By David Blanco Bonilla
Lima, Sep 9 (EFE).- Despite the rigorous restrictions imposed to deal with the coronavirus pandemic, deforestation in Peru’s Amazon region in 2020 was the greatest in the past 20 years, while authorities still have not presented a plan to prevent this trend from continuing, civil organizations warned EFE on Thursday.
Last year, Peru lost 203,272 hectares (more than 500,000 acres) of Amazon forest, a figure almost four times the 54,846 hectares it lost in 2019 and above the 177,556 hectares it lost in 2014, that year being the one with the worst deforestation in the past two decades until 2020, according to the Law, Environment and Natural Resources (DAR) association based on government figures.
“This loss of forests is linked to several causes, but one of the basic ones is … the development of agri-livestock activities,” the coordinator of the DAR’s Climate Change and Forests program, Isabel Gonzales, told EFE.
In all, between 2001 and 2020, Peru has lost 2,636,585 hectares of Amazon forest, a problem that last year was 77 percent concentrated in the departments of Loreto, San Martin, Ucayali, Junin, Madre de Dios and Amazonas.
The increase in forest loss is occurring despite the fact that the 2018-2020 government headed by Martin Vizcarra in mid-March 2020 issued one of the strictest quarantines in the world to deal with the coronavirus pandemic, a lockdown that lasted for almost four months.
In that regard, figures from the Environment Ministry showed that between March 15, 2020, when the national health emergency began, and the subsequent May 15, deforestation amounted to 7,119 hectares, down 28.7 percent from the almost 10,000 hectares registered during the same period in 2019.

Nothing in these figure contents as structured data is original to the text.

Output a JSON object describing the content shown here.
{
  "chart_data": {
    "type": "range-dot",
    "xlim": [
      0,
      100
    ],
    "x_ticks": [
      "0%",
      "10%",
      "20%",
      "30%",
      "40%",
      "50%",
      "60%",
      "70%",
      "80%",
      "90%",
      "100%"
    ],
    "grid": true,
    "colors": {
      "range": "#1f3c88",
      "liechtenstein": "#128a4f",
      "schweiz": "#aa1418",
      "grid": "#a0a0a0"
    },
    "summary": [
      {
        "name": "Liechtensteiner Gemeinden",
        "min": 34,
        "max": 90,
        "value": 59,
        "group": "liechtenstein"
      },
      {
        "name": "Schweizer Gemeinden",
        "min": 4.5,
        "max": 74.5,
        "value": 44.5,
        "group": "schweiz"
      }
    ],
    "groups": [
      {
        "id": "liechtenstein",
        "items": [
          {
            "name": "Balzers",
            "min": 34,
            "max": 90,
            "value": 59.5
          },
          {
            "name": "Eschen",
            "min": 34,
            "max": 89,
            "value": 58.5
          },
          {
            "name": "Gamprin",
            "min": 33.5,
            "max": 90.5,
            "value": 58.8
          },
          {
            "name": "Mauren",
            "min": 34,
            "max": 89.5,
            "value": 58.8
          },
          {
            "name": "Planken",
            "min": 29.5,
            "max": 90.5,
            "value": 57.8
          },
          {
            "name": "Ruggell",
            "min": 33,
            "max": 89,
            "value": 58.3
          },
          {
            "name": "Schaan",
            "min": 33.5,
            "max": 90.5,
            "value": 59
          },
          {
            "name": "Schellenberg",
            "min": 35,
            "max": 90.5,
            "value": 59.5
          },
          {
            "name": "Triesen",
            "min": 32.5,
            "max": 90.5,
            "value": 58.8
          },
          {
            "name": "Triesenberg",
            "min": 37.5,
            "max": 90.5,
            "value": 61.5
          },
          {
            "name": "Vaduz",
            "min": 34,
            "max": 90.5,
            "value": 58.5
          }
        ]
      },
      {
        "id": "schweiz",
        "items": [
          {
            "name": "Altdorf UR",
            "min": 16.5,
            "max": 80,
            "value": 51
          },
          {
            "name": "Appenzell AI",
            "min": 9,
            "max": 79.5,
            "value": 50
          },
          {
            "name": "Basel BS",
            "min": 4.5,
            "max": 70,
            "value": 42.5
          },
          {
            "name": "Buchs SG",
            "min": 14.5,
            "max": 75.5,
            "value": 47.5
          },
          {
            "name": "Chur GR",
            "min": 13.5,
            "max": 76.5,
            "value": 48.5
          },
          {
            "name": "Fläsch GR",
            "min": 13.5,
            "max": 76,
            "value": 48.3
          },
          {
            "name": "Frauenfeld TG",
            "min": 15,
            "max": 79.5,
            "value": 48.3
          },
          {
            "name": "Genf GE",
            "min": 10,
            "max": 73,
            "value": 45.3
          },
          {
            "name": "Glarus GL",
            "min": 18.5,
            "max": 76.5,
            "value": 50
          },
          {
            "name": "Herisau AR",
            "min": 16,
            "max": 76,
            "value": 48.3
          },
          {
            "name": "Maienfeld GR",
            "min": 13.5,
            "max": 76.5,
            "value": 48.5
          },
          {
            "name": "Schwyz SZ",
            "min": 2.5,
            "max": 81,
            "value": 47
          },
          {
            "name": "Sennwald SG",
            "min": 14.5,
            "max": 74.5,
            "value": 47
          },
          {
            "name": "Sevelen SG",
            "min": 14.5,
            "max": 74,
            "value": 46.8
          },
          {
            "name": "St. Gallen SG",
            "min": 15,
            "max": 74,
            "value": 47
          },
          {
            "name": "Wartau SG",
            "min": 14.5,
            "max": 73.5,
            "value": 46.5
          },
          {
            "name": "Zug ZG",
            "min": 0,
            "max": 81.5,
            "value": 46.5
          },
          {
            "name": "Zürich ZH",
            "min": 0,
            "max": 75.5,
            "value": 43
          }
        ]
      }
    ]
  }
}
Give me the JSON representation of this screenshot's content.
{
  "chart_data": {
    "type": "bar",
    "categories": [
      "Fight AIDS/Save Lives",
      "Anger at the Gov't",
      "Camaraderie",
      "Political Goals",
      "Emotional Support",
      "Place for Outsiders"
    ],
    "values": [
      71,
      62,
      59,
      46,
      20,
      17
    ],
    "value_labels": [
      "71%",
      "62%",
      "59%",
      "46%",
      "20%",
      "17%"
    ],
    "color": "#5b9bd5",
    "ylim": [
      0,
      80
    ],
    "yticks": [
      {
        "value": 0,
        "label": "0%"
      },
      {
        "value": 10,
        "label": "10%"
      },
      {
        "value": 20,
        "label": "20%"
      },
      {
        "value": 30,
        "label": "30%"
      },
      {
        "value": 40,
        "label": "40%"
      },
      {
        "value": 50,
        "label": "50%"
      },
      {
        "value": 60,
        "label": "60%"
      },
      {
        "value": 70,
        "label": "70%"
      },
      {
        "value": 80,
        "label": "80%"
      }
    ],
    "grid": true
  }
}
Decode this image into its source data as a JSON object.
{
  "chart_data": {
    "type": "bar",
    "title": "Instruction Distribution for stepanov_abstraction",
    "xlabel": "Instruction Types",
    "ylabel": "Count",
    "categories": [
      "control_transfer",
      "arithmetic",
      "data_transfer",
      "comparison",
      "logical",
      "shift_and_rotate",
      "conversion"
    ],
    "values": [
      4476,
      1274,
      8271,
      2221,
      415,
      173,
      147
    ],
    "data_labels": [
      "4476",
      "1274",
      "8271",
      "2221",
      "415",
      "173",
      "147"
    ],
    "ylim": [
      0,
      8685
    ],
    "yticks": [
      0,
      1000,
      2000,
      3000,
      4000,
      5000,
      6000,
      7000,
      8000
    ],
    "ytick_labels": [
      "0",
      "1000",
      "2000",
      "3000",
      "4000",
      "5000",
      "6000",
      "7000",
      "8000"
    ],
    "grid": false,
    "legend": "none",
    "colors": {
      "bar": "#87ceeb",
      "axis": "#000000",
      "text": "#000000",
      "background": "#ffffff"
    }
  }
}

Despite the fact that these figures might have been showing evidence of a downward trend, the government data indicates that the total deforestation by year-end was the heaviest in 20 years.
Gonzales said that it is probable that the high rate of deforestation is linked to the massive migration of people back to their more rural home towns given the impossibility of complying with the strict quarantine dictates in Lima and other cities.
“We’re seeing that the percentage of forest loss in little bits has increased over the past year by 8 percent. So, probably, it’s an issue that’s linked to this return of many people to the rural areas, trying to seek another way to earn their daily bread,” she said.
Another “fundamental” element was “less control by the state in these areas” amid the health restrictions, as well as the increase in illegal activities.
On this score, Gonzales said that a Ucayali government report on forest loss from January through August of this year showed “a very big increase in drug trafficking, with illegal trails for getting the drug out and the opening of small farms to illegally cultivate coca.”
“This is really rather alarming. We saw that starting in 2017 there was a slight downward trend in deforestation and what we’ve seen in the last year is that it has shot upwards, in the opposite direction,” she said.
This situation, Gonzales said, “has a direct affect, above all on the population that depends on the forests” like native communities, who are more and more threatened and are even losing their lives in this ongoing struggle to keep their resources from being affected.”
Given the situation, she added that so far the national and regional authorities have not presented a contingency plan to prevent this trend from continuing.
The situation exists despite the fact that Lima signed on to a joint declaration with Norway, Germany and the United Kingdom for committed financing of up to $200 million coming to Peru if it managed to reduce deforestation rates by 2025.
“If this doesn’t happen, if this trend that we’ve seen in 2020 begins to increase, unfortunately we’re not going to be able to access that financing and we’re compromising the chances and the options for the populations that live in and depend on our forests,” she warned.
Thus, DAR sent a letter to Peruvian President Pedro Castillo asking him to “continue and strengthen” efforts against deforestation and for the proper management of natural resources “for more equitable and sustainable management of investment.”
In addition, the organization asked Castillo to give the native populations the rights to their lands to provide them with legal security and prevent illegal activities there from increasing, as well as to provide for orderly agri-livestock activities and improve productivity in deforested areas.
The letter also includes discussion of creating a space for the government, companies and civil society to achieve transparency in infrastructure, strengthen the ability of entities involved in the fight against environmental crimes and regularize the activities of small-scale mining to reduce its environmental impact.